I guess the classical name is "algebraic form of degree $k$." The next step after quadratic forms is $k = 3$ when you get cubic forms, then quartic forms, and so forth. Algebraic forms of degree $k$ on a finite-dimensional vector space $V$ can be identified with homogeneous polynomials of degree $k$ on $V$, or equivalently with elements of the symmetric power $S^k(V^{\ast})$.
There is a bijection between algebraic forms in this sense and symmetric multilinear forms which concretely is given by polarization and which abstractly reflects a natural isomorphism
$$S^k(V^{\ast}) \cong S^k(V)^{\ast}$$
(say, in characteristic zero).
The higher derivatives of a smooth function $f : V \to \mathbb{R}$ are just the coefficients of its Taylor polynomials. Taylor polynomials, like all polynomials, break up into a sum of homogeneous polynomials, one in each degree. The degree zero part is $f(0)$, the degree one part encodes the first derivatives, etc. (Here I am always taking derivatives at $0$ WLOG.)
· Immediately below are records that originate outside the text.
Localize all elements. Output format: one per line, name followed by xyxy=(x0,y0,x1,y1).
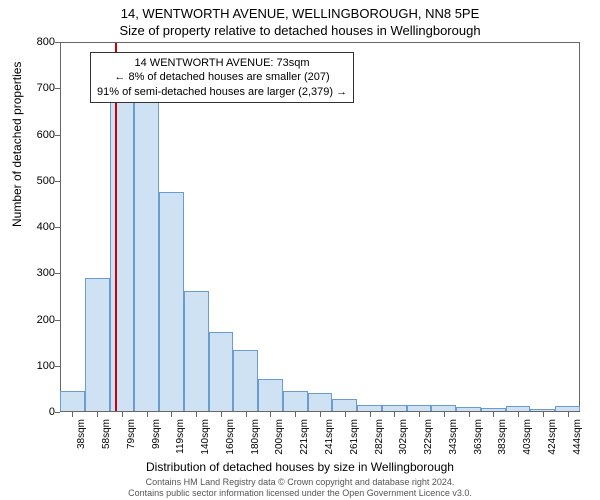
bar xyxy=(506,406,531,411)
annotation-box: 14 WENTWORTH AVENUE: 73sqm← 8% of detach… xyxy=(90,52,354,103)
y-tick-label: 200 xyxy=(37,314,55,326)
annotation-line2: ← 8% of detached houses are smaller (207… xyxy=(97,70,347,84)
y-tick-mark xyxy=(55,366,60,367)
y-tick-mark xyxy=(55,135,60,136)
y-tick-label: 600 xyxy=(37,129,55,141)
x-tick-label: 322sqm xyxy=(423,419,434,455)
x-tick-mark xyxy=(345,412,346,417)
x-tick-label: 221sqm xyxy=(299,419,310,455)
bar xyxy=(209,332,234,411)
y-tick-label: 700 xyxy=(37,82,55,94)
x-tick-mark xyxy=(122,412,123,417)
x-tick-label: 160sqm xyxy=(225,419,236,455)
x-axis-label: Distribution of detached houses by size … xyxy=(0,460,600,474)
y-tick-mark xyxy=(55,412,60,413)
y-tick-mark xyxy=(55,227,60,228)
bar xyxy=(407,405,432,411)
bar xyxy=(159,192,184,411)
bar xyxy=(456,407,481,411)
x-tick-label: 343sqm xyxy=(448,419,459,455)
x-tick-mark xyxy=(171,412,172,417)
x-tick-label: 119sqm xyxy=(175,419,186,454)
y-tick-mark xyxy=(55,88,60,89)
x-tick-label: 58sqm xyxy=(101,419,112,449)
x-tick-label: 180sqm xyxy=(250,419,261,455)
bar xyxy=(481,408,506,411)
x-tick-mark xyxy=(469,412,470,417)
y-tick-mark xyxy=(55,42,60,43)
x-tick-label: 403sqm xyxy=(522,419,533,455)
x-tick-label: 282sqm xyxy=(374,419,385,455)
bar xyxy=(110,101,135,411)
x-tick-label: 383sqm xyxy=(497,419,508,455)
x-tick-label: 302sqm xyxy=(398,419,409,455)
x-tick-mark xyxy=(444,412,445,417)
y-tick-label: 500 xyxy=(37,175,55,187)
footer-line2: Contains public sector information licen… xyxy=(0,488,600,499)
annotation-line3: 91% of semi-detached houses are larger (… xyxy=(97,85,347,99)
x-tick-label: 79sqm xyxy=(126,419,137,449)
bar xyxy=(184,291,209,411)
annotation-line1: 14 WENTWORTH AVENUE: 73sqm xyxy=(97,56,347,70)
y-tick-label: 300 xyxy=(37,267,55,279)
bar xyxy=(308,393,333,411)
x-tick-mark xyxy=(370,412,371,417)
x-tick-mark xyxy=(147,412,148,417)
chart-subtitle: Size of property relative to detached ho… xyxy=(0,21,600,38)
plot-area: 010020030040050060070080038sqm58sqm79sqm… xyxy=(60,42,580,412)
bar xyxy=(85,278,110,411)
bar xyxy=(60,391,85,411)
x-tick-label: 444sqm xyxy=(572,419,583,455)
x-tick-mark xyxy=(518,412,519,417)
x-tick-label: 38sqm xyxy=(76,419,87,449)
y-tick-label: 100 xyxy=(37,360,55,372)
x-tick-mark xyxy=(394,412,395,417)
x-tick-mark xyxy=(97,412,98,417)
y-tick-label: 400 xyxy=(37,221,55,233)
x-tick-mark xyxy=(72,412,73,417)
bar xyxy=(233,350,258,411)
x-tick-mark xyxy=(493,412,494,417)
y-tick-label: 800 xyxy=(37,36,55,48)
y-tick-mark xyxy=(55,273,60,274)
x-tick-label: 363sqm xyxy=(473,419,484,455)
x-tick-label: 99sqm xyxy=(151,419,162,449)
x-tick-mark xyxy=(543,412,544,417)
bar xyxy=(258,379,283,411)
bar xyxy=(555,406,580,411)
footer: Contains HM Land Registry data © Crown c… xyxy=(0,477,600,499)
chart-title: 14, WENTWORTH AVENUE, WELLINGBOROUGH, NN… xyxy=(0,0,600,21)
x-tick-label: 261sqm xyxy=(349,419,360,455)
bar xyxy=(382,405,407,411)
y-tick-mark xyxy=(55,181,60,182)
x-tick-mark xyxy=(270,412,271,417)
y-axis-label: Number of detached properties xyxy=(10,62,24,227)
x-tick-mark xyxy=(246,412,247,417)
x-tick-label: 200sqm xyxy=(274,419,285,455)
bar xyxy=(134,101,159,411)
bar xyxy=(357,405,382,411)
x-tick-mark xyxy=(221,412,222,417)
x-tick-mark xyxy=(196,412,197,417)
x-tick-mark xyxy=(320,412,321,417)
bar xyxy=(431,405,456,411)
bar xyxy=(530,409,555,411)
x-tick-mark xyxy=(295,412,296,417)
bar xyxy=(332,399,357,411)
bar xyxy=(283,391,308,411)
footer-line1: Contains HM Land Registry data © Crown c… xyxy=(0,477,600,488)
x-tick-label: 424sqm xyxy=(547,419,558,455)
x-tick-label: 241sqm xyxy=(324,419,335,455)
y-tick-mark xyxy=(55,320,60,321)
x-tick-mark xyxy=(568,412,569,417)
x-tick-mark xyxy=(419,412,420,417)
x-tick-label: 140sqm xyxy=(200,419,211,455)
For example, in two variables the Taylor expansion takes the form
$$f(x, y) = \sum_n^{\infty} \sum_{i + j = n} f_{ij} x^i y^j$$
where
$$f_{ij} = \frac{1}{i! j!} \frac{\partial^i f}{\partial x^i \partial y^j} \Big|_{x=y=0}.$$
So e.g. the constant part is $f_{00}$, the linear part is $f_{10} x + f_{01} y$, the quadratic part is $f_{20} x^2 + f_{11} xy + f_{02} y^2$, the cubic part is $f_{30} x^3 + \dots$ and hopefully you get the idea. And of course you can isolate the degree $k$ part by looking at the coefficient of $t^k$ in $f(tx, ty)$.